Lanjut Barber masih mengacu pada makalah Yudi Latif tersebut, baginya ada empat cara yang dapat menyebabkan peminggiran peran warga negara dalam berdemokrasi; pertama ialah mengkerdilkan konsumen dengan mengedepankan hal-hal yang gampang dan mudah dicapai ketimbang hal-hal yang harus dicapai dengan susah payah; yang sederhana di atas kerumitan, dan yang segera di atas perlahan-lahan. Kedua, memprivatkan warga negara sehingga “aku” berprioritas di atas “kita”. Hal ini membawa pilihan dasar manusia atas kehendak pribadinya bukan menentukan kehendak bersama. Ketiga, pemerekan identitas, menggantikan identitas religious dan komunal dengan merek barang yang dikonsumsi. Keempat, Barber meminjam pemikiran mazhab Frankfurt, kelahiran totalitarianism consumer melalui penyerbuan semua aspek kehidupan manusia oleh korporasi akan mengakibatkan runtuhnya keberagaman dan munculnya totalitarianism baru.

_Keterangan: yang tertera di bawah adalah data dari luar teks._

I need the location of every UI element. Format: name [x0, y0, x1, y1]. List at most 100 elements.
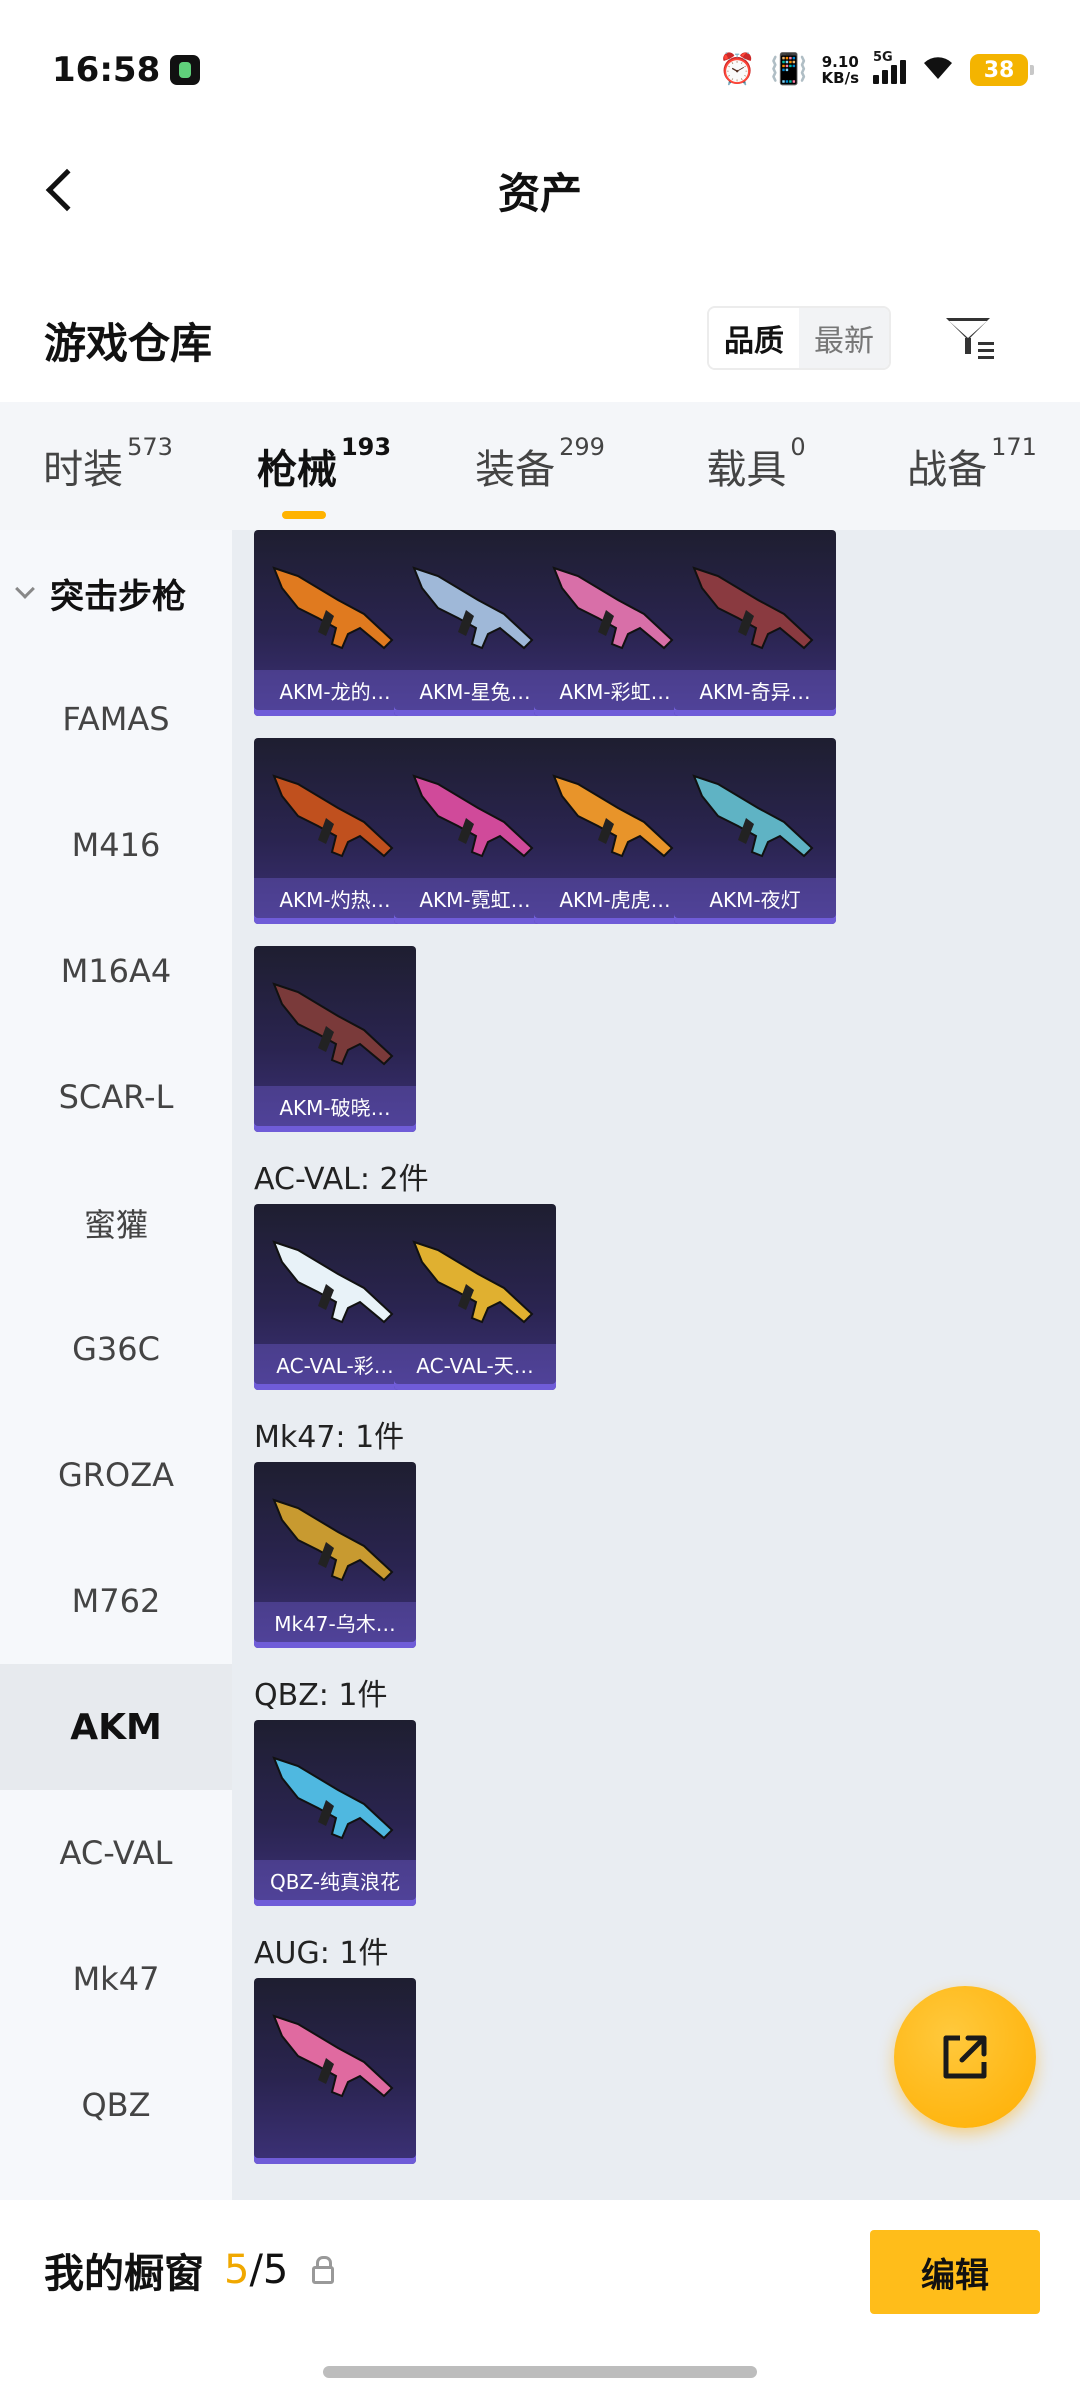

Lantas apa yang akan kita temukan antara pola konsumsi dan proses demokratisasi. Menurut Barber melihat ada satu titik penting, kapitalisme bisa menggerus demokrasi di titik terdalam, yaitu pada individu. Masyarakat demokratis akhirnya dijajah oleh kepentingan interpretatif pasar, kehidupannya diseragamkan, ruang publiknya dirampas dengan privatisasi dan identitasnya digerus ke dalam merek dan logo.
Ketidak tertarikan kalangan anak-anak kota terhadap politik sudah dapat kita lihat dari masalah pola konsumsi yang telah berubah drastic ini. Dengan mengacu pada gaya hidup dan trend kekinian mereka kehilangan kultur aslinya dan masa mudanya telah tercerabut dengan berbagai tanda yang mereka konsumsi. Mereka tak lagi dekat dengan kebutuhan dan kepentingan rakyat luas, pendidikan mereka jadikan sebagai jembatan untuk meraih uang sebanyak-banyaknya demi memperjuangkan eksistensinya di masyarakat dengan mengkonsumsi segala macam tanda yang, pedidikan bukan lagi dipercaya sebagai upaya untuk mensejahterakan dan memakmurkan masyarakat luas. Inilah satu fenomena yang sedang terjadi di masyarakat, pemuda, masyarakat tanda dan proses demokratisasi.